I used to teach Art Appreciation from time to time; I had some studio arts background (some art historians haven't) and I didn't mind at all helping Freshmen fulfill a requirement. But I insisted on teaching medium by medium and based on works of all kinds and eras and cultures, from the point of view of the artists choosing media and showing how they served the media and the media the artist. I loved using works that did NOT appear in the textbooks, especially when they served a number of purposes. And, so far as I could, I preferred using things that artists like and that freshman students like, too. One artist I liked to use was Grant Wood (the inevitable American Gothic was in the textbook, so I did the others that I like, especially those lithographs, some of them WPA funded, which show rural Iowa, the horses with winter coats facing a blizzard, and a farm boy pouring over his head a bucket full of water from the trough, with the title "Sultry Night"). I do not regard it as homoerotic, nor did the WPA, nor did my students. But it is evocative of the end of a hard day's work in the fields, and it is (as they all are) beautifully composed and executed, and it also shows the lithograph as at once fine art and popular art. I had a hard time finding it on line, and this link to "Sultry Night" is not a good reproduction, but it must serve. The vultures who want to make capital of its nudity and the folks (unlike those of Depression America) who think all nudity dirty make this print hard to find on line.
My own blog posting last month, on whether Americans really do read according to gender, had made me remember the big, thick Reader that we had for English class in Grade 8 (yes, there still are graded readers, or there were when I taught at St. Hilda's in the 1970s, just as there had been in the late 1940s, issued by California State Textbooks). That reader contained part of Hamlin Garland's A Son of the Middle Border.

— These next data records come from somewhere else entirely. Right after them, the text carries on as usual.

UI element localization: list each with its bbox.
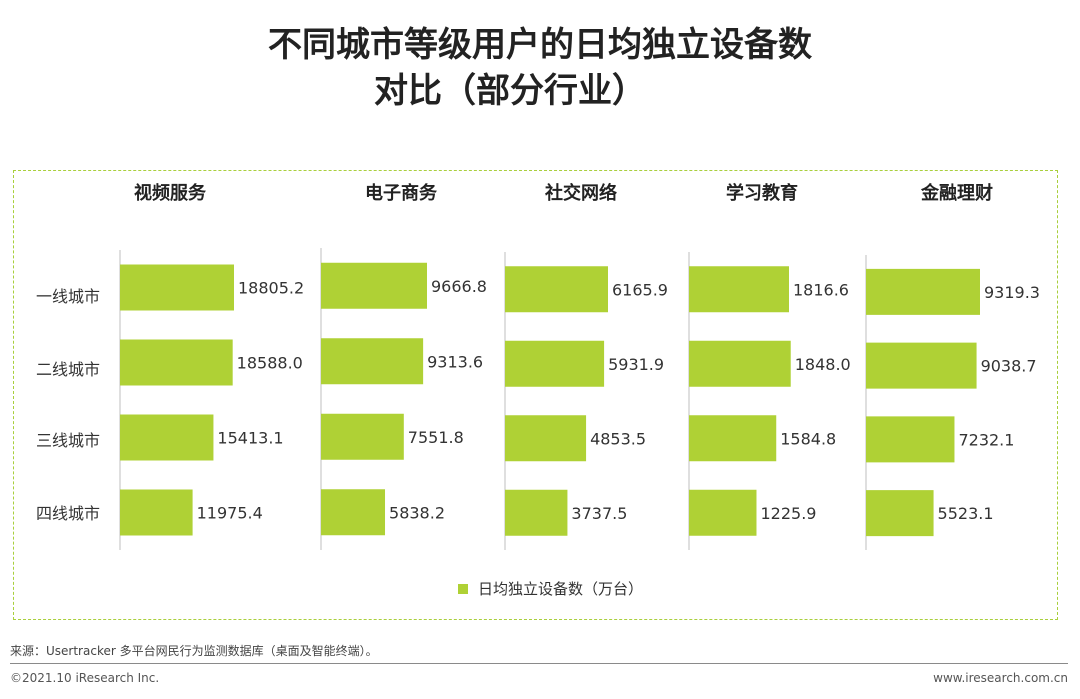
bar-value-label: 1816.6 <box>793 280 849 299</box>
bar-value-label: 5523.1 <box>938 504 994 523</box>
bar-value-label: 9319.3 <box>984 283 1040 302</box>
bar <box>866 268 980 315</box>
website-link[interactable]: www.iresearch.com.cn <box>933 671 1068 685</box>
bar <box>321 262 427 309</box>
bar-value-label: 9313.6 <box>427 352 483 371</box>
footer-divider <box>10 663 1068 664</box>
bar-value-label: 18805.2 <box>238 279 304 298</box>
bar-value-label: 11975.4 <box>197 504 263 523</box>
bar-value-label: 6165.9 <box>612 280 668 299</box>
bar-value-label: 4853.5 <box>590 429 646 448</box>
category-label: 二线城市 <box>36 360 100 379</box>
bar <box>689 266 789 313</box>
panel-title: 电子商务 <box>365 182 438 204</box>
bar <box>321 489 386 536</box>
panel-title: 学习教育 <box>726 182 798 204</box>
bar <box>120 339 233 386</box>
category-label: 四线城市 <box>36 504 100 523</box>
chart-frame <box>13 170 1058 620</box>
bar <box>120 489 193 536</box>
bar <box>505 489 568 536</box>
bar-value-label: 9666.8 <box>431 277 487 296</box>
bar-value-label: 1225.9 <box>760 504 816 523</box>
bar <box>689 489 757 536</box>
source-note: 来源：Usertracker 多平台网民行为监测数据库（桌面及智能终端）。 <box>10 644 378 658</box>
legend-label: 日均独立设备数（万台） <box>478 580 644 598</box>
category-label: 一线城市 <box>36 287 100 306</box>
legend-swatch <box>458 583 468 594</box>
bar <box>505 415 587 462</box>
category-label: 三线城市 <box>36 431 100 450</box>
chart-title-line-1: 不同城市等级用户的日均独立设备数 <box>268 25 812 65</box>
bar <box>120 264 234 311</box>
bar-value-label: 5931.9 <box>608 355 664 374</box>
bar <box>321 338 424 385</box>
bar <box>505 266 608 313</box>
bar-value-label: 15413.1 <box>217 429 283 448</box>
bar-value-label: 7232.1 <box>958 430 1014 449</box>
legend: 日均独立设备数（万台） <box>458 578 643 599</box>
bar-value-label: 9038.7 <box>981 357 1037 376</box>
bar <box>120 414 214 461</box>
bar <box>689 415 777 462</box>
bar-value-label: 1848.0 <box>795 355 851 374</box>
bar-value-label: 18588.0 <box>237 354 303 373</box>
chart-title: 不同城市等级用户的日均独立设备数 对比（部分行业） <box>0 22 1080 114</box>
bar-value-label: 3737.5 <box>571 504 627 523</box>
bar-value-label: 1584.8 <box>780 429 836 448</box>
chart-title-line-2: 对比（部分行业） <box>374 71 646 111</box>
bar <box>866 342 977 389</box>
panel-title: 社交网络 <box>545 182 617 204</box>
bar-value-label: 7551.8 <box>408 428 464 447</box>
panel-title: 金融理财 <box>920 182 993 204</box>
bar <box>689 340 791 387</box>
bar <box>321 413 404 460</box>
bar <box>866 416 955 463</box>
bar-value-label: 5838.2 <box>389 503 445 522</box>
copyright: ©2021.10 iResearch Inc. <box>10 671 160 685</box>
panel-title: 视频服务 <box>134 182 207 204</box>
bar <box>866 490 934 537</box>
bar <box>505 340 605 387</box>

I never had read the whole book and, suspecting that it might really be as good as the textbook editors thought, I went on line and chose to buy it for Kindle at 99¢ (you can get it Free, but I thought that "improved" for eBook was worth a dollar).

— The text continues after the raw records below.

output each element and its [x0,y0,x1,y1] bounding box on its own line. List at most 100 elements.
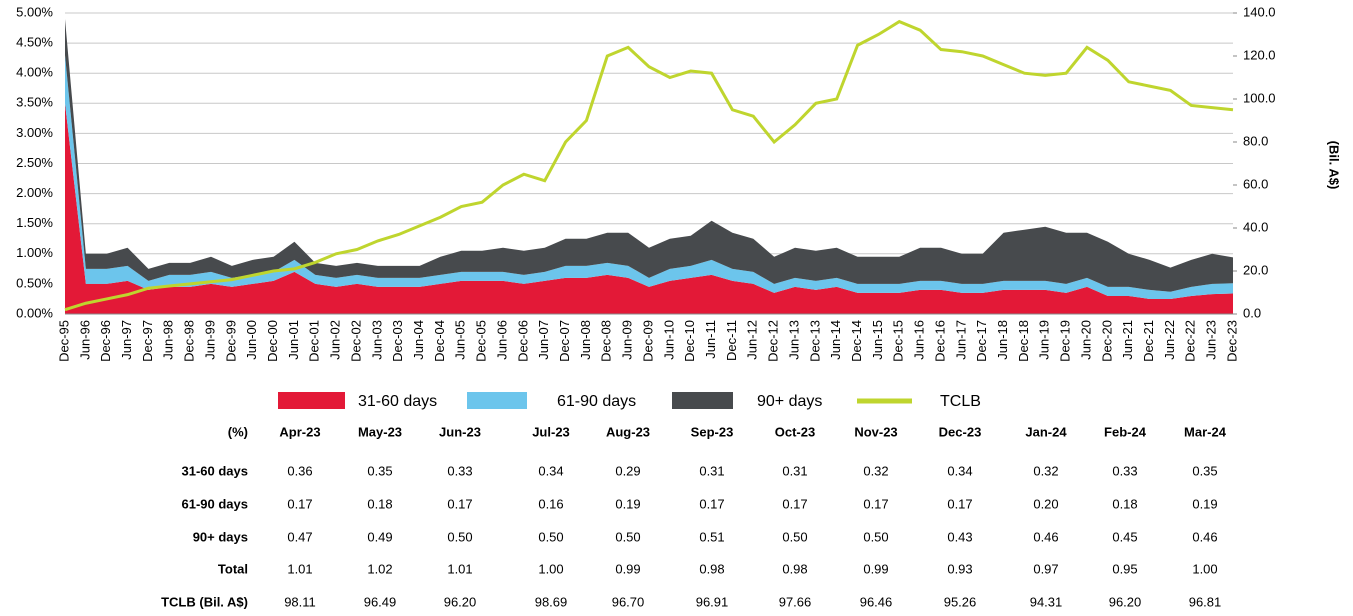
x-tick-label: Jun-02 [328,320,343,360]
legend-swatch [467,392,527,409]
table-cell: 0.17 [447,496,472,511]
x-tick-label: Dec-16 [932,320,947,362]
x-tick-label: Jun-13 [786,320,801,360]
area [65,19,1233,292]
table-header: (%) [228,424,248,439]
table-header: May-23 [358,424,402,439]
legend-label: 61-90 days [557,393,636,410]
table-cell: 98.11 [284,594,316,609]
table-cell: 0.50 [782,529,807,544]
x-tick-label: Dec-15 [891,320,906,362]
y-tick-label: 3.50% [16,95,53,110]
x-tick-label: Dec-99 [223,320,238,362]
table-cell: 0.97 [1033,561,1058,576]
table-cell: 0.20 [1033,496,1058,511]
table-cell: 0.35 [1192,463,1217,478]
y-tick-label: 2.50% [16,155,53,170]
table-cell: 0.51 [699,529,724,544]
x-tick-label: Jun-09 [620,320,635,360]
x-tick-label: Dec-01 [307,320,322,362]
y-tick-label: 3.00% [16,125,53,140]
x-tick-label: Dec-11 [724,320,739,361]
table-header: Jun-23 [439,424,481,439]
table-header: Dec-23 [939,424,982,439]
table-cell: 0.19 [1192,496,1217,511]
table-cell: 0.50 [447,529,472,544]
x-tick-label: Jun-21 [1120,320,1135,360]
row-label: Total [218,561,248,576]
table-header: Apr-23 [279,424,320,439]
table-cell: 0.50 [615,529,640,544]
legend-swatch [672,392,733,409]
table-cell: 0.93 [947,561,972,576]
table-header: Jul-23 [532,424,570,439]
x-tick-label: Dec-05 [474,320,489,362]
table-cell: 0.18 [367,496,392,511]
y-tick-label: 4.50% [16,35,53,50]
table-cell: 96.20 [1109,594,1142,609]
table-header: Oct-23 [775,424,815,439]
table-cell: 0.35 [367,463,392,478]
table-header: Mar-24 [1184,424,1227,439]
table-cell: 0.31 [699,463,724,478]
table-cell: 96.81 [1189,594,1222,609]
x-tick-label: Jun-12 [745,320,760,360]
table-cell: 1.01 [447,561,472,576]
table-header: Sep-23 [691,424,734,439]
legend-label: 31-60 days [358,393,437,410]
x-tick-label: Dec-22 [1183,320,1198,362]
x-tick-label: Dec-02 [348,320,363,362]
x-tick-label: Jun-14 [828,320,843,360]
table-cell: 97.66 [779,594,812,609]
x-tick-label: Jun-16 [912,320,927,360]
x-tick-label: Dec-20 [1099,320,1114,362]
table-cell: 0.99 [615,561,640,576]
table-cell: 0.17 [863,496,888,511]
x-tick-label: Jun-22 [1162,320,1177,360]
x-tick-label: Jun-17 [953,320,968,360]
table-cell: 96.46 [860,594,893,609]
table-cell: 0.34 [947,463,972,478]
y-tick-label: 2.00% [16,185,53,200]
x-tick-label: Dec-18 [1016,320,1031,362]
x-tick-label: Jun-11 [703,320,718,359]
table-cell: 0.29 [615,463,640,478]
y2-tick-label: 120.0 [1243,47,1276,62]
x-tick-label: Jun-98 [161,320,176,360]
x-tick-label: Dec-13 [807,320,822,362]
x-tick-label: Dec-14 [849,320,864,362]
table-cell: 0.43 [947,529,972,544]
table-cell: 0.18 [1112,496,1137,511]
x-tick-label: Dec-10 [682,320,697,362]
table-cell: 96.20 [444,594,477,609]
table-cell: 94.31 [1030,594,1063,609]
x-tick-label: Jun-05 [453,320,468,360]
y2-tick-label: 20.0 [1243,262,1268,277]
table-cell: 1.00 [538,561,563,576]
table-cell: 0.49 [367,529,392,544]
table-header: Nov-23 [854,424,897,439]
x-tick-label: Dec-09 [640,320,655,362]
area [65,103,1233,314]
x-tick-label: Dec-96 [98,320,113,362]
x-tick-label: Jun-01 [286,320,301,360]
y2-tick-label: 100.0 [1243,90,1276,105]
x-tick-label: Jun-20 [1078,320,1093,360]
table-cell: 0.33 [447,463,472,478]
y-tick-label: 4.00% [16,65,53,80]
y-tick-label: 0.00% [16,305,53,320]
x-tick-label: Dec-17 [974,320,989,362]
x-tick-label: Jun-08 [578,320,593,360]
table-cell: 0.98 [782,561,807,576]
x-tick-label: Dec-07 [557,320,572,362]
table-cell: 0.45 [1112,529,1137,544]
x-tick-label: Jun-07 [536,320,551,360]
x-tick-label: Jun-03 [369,320,384,360]
x-tick-label: Jun-06 [494,320,509,360]
table-cell: 0.50 [538,529,563,544]
table-cell: 1.02 [367,561,392,576]
table-cell: 96.49 [364,594,397,609]
y-tick-label: 5.00% [16,4,53,19]
x-tick-label: Dec-21 [1141,320,1156,362]
row-label: 90+ days [193,529,248,544]
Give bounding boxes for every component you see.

I now am halfway through the book, and I find it to be the masterpiece that it is supposed to be. How good his fiction or verse or essays are, I do not know. But Garland in this memoir or autobiography has such great literary and personal integrity, such real reticence where called for, such honesty—everything you can ask for in a writer—that I thought I'd do everyone under 60 years of age, probably, a favor by recommending it without reserve. I mean, no one that I know has mentioned it to me recently, and perhaps there is a tendency to toss it in with, say, Fennimore Cooper. It really isn't like what an outline description of it might make you think. You might neglect to go back and read it, as I had done. How useful it is, repeatedly, to be writing a blog; doing so makes me think of so many things that often I don't know what to choose and (as you have seen) procrastinate by posting flowers.
As for Grant Wood, many people who talk about him have no idea how excellent he is, purely as an artist.